Le film de six mois de crise
Le 10 juillet 2022, les autorités maliennes procèdent à l’arrestation de 49 militaires ivoiriens sur le tarmac de l’aéroport de Bamako. La tension monte d’un cran lorsque la junte accuse explicitement ces soldats ivoiriens d’être des mercenaires armés, qui ont pour objectif de déstabiliser voire de renverser le gouvernement de transition.
Abidjan dément fermement et assure que ces soldats étaient en mission pour l’ONU, dans le cadre d’opérations de soutien logistique à la Minusma. Mais l’affaire vire à la crise diplomatique quand les soldats sont officiellement inculpés, puis écroués à la mi-août.

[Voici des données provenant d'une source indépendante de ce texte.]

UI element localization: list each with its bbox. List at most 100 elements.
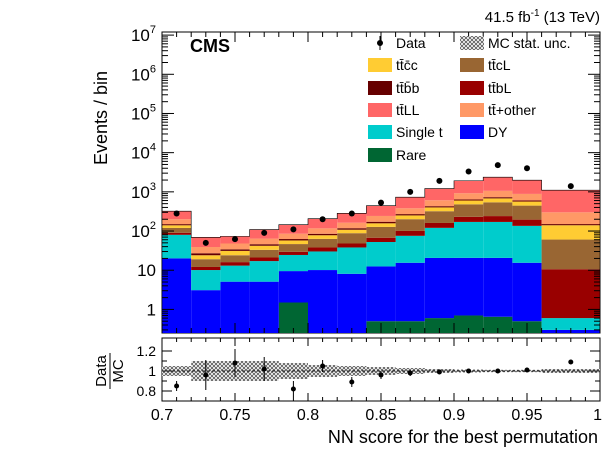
bar-segment — [454, 200, 484, 205]
bar-segment — [395, 235, 425, 263]
bar-segment — [512, 180, 542, 194]
x-axis-label: NN score for the best permutation — [328, 427, 598, 447]
bar-segment — [308, 228, 338, 234]
series-tt-other — [162, 190, 600, 254]
bar-segment — [191, 266, 221, 271]
bar-segment — [483, 197, 513, 199]
bar-segment — [162, 219, 192, 225]
data-point — [290, 226, 297, 233]
bar-segment — [191, 290, 221, 333]
bar-segment — [337, 243, 367, 248]
series-tt-b-b — [162, 197, 600, 256]
legend-entry: Rare — [368, 147, 427, 163]
ratio-point — [261, 366, 267, 372]
legend: Data MC stat. unc. tt̄c̄c tt̄cL tt̄b̄b tt̄bL t… — [368, 35, 570, 163]
bar-segment — [220, 255, 250, 263]
bar-segment — [220, 265, 250, 282]
bar-segment — [191, 255, 221, 260]
main-panel: 1 10 102 103 104 105 106 107 CMS Data MC stat. u… — [91, 24, 601, 334]
legend-entry: DY — [460, 124, 508, 140]
data-point — [232, 236, 238, 243]
bar-segment — [278, 254, 308, 272]
data-point — [407, 188, 414, 195]
series-t-t-bl — [162, 216, 600, 319]
bar-segment — [483, 216, 513, 222]
bar-segment — [512, 205, 542, 220]
bar-segment — [424, 200, 454, 207]
bar-segment — [162, 232, 192, 235]
ratio-y-tick-label: 1.2 — [137, 343, 157, 359]
legend-label: tt̄bL — [488, 80, 512, 96]
bar-segment — [366, 266, 396, 322]
ratio-point — [349, 379, 355, 385]
bar-segment — [220, 243, 250, 250]
stack-outline — [161, 176, 601, 333]
legend-entry: tt̄cL — [460, 57, 511, 73]
bar-segment — [162, 234, 192, 259]
legend-label: DY — [488, 124, 508, 140]
bar-segment — [337, 247, 367, 274]
legend-marker — [377, 40, 383, 46]
data-point — [524, 165, 530, 172]
legend-swatch — [368, 148, 392, 162]
bar-segment — [337, 228, 367, 230]
bar-segment — [395, 262, 425, 322]
bar-segment — [395, 215, 425, 220]
ratio-y-tick-label: 0.8 — [137, 383, 157, 399]
ratio-point — [174, 383, 180, 389]
bar-segment — [337, 222, 367, 229]
legend-entry: Data — [377, 35, 426, 51]
bar-segment — [424, 211, 454, 223]
bar-segment — [308, 251, 338, 271]
y-tick-label: 107 — [131, 24, 156, 45]
bar-segment — [249, 261, 279, 282]
bar-segment — [337, 229, 367, 234]
cms-label: CMS — [190, 36, 230, 56]
data-point — [436, 177, 443, 184]
legend-label: Data — [396, 35, 426, 51]
bar-segment — [454, 315, 484, 333]
bar-segment — [424, 206, 454, 208]
bar-segment — [454, 180, 484, 194]
ratio-point — [436, 369, 442, 375]
bar-segment — [249, 257, 279, 262]
bar-segment — [366, 226, 396, 238]
bar-segment — [308, 235, 338, 239]
bar-segment — [512, 262, 542, 322]
bar-segment — [424, 227, 454, 258]
bar-segment — [541, 318, 600, 330]
mc-unc-band — [162, 366, 192, 376]
bar-segment — [162, 224, 192, 226]
x-tick-label: 0.9 — [443, 407, 465, 424]
ratio-y-tick-label: 1 — [148, 363, 156, 379]
bar-segment — [541, 224, 600, 226]
bar-segment — [483, 221, 513, 258]
data-point — [378, 199, 384, 206]
bar-segment — [424, 257, 454, 319]
bar-segment — [454, 204, 484, 217]
bar-segment — [483, 177, 513, 191]
bar-segment — [512, 225, 542, 263]
bar-segment — [308, 270, 338, 333]
bar-segment — [308, 238, 338, 248]
legend-swatch — [460, 58, 484, 72]
bar-segment — [191, 253, 221, 256]
bar-segment — [483, 257, 513, 317]
data-point — [173, 210, 180, 217]
legend-entry: Single t — [368, 124, 443, 140]
bar-segment — [220, 250, 250, 256]
y-tick-label: 105 — [131, 102, 156, 123]
bar-segment — [541, 212, 600, 225]
legend-entry: MC stat. unc. — [460, 35, 570, 51]
bar-segment — [395, 208, 425, 215]
lumi-exponent: -1 — [531, 8, 540, 19]
bar-segment — [308, 218, 338, 229]
legend-label: MC stat. unc. — [488, 35, 570, 51]
bar-segment — [278, 244, 308, 252]
data-point — [202, 239, 209, 246]
bar-segment — [191, 247, 221, 254]
legend-swatch — [368, 103, 392, 117]
bar-segment — [278, 240, 308, 245]
ratio-point — [524, 367, 530, 373]
series-tt-c-c — [162, 198, 600, 260]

La libération des trois femmes de l’unité militaire début septembre laisse entrevoir un temps une sortie de crise, mais les négociations dont rien ne filtre, patinent. De hautes personnalités de l’État ivoirien comme le chef de cabinet de la présidence, Fidèle Sarassoro – sont dépêchés à Bamoko. L’affaire s’invite à la tribune new-yorkaise de l’Assemblée générale de l’ONU, en marge de laquelle le secrétaire générale de l’institution demande « la libération immédiate » des soldats. La Cédéao finit par lancer un ultimatum aux autorités maliennes, brandissant la menace de sanction.
Après six mois d’absence, les militaires pourraient retrouver la Côte d’Ivoire, aujourd’hui, en fin de journée.
Cette grâce présidentielle « est le début du processus de réconciliation »
Le principal médiateur dans cette crise est le Togo et son ministre des Affaires étrangères Robert Dussey. Il annonce la libération prochaine des 46 soldats ivoiriens.
À Lomé, on reste modeste note notre correspondant sur place Peter Sassou Dogbé, malgré l’implication de la diplomatie togolaise et du chef de l’Etat, Faure Gnassingbé qui a effectué un marathon, Lomé-Bamako, Bamako- Abidjan.
Au cours ce voyage express dans les deux capitales, il a insisté sur la nécessité d’avancer sur ce dossier devenu un caillou dans la chaussure de toute la sous-région. Lomé doit se réjouir des fruits de sa médiation.
On se souvient que le 3 septembre dernier, les trois femmes militaires libérées pour raison humanitaires étaient passées par Lomé avant de rentrer en Côte d’Ivoire.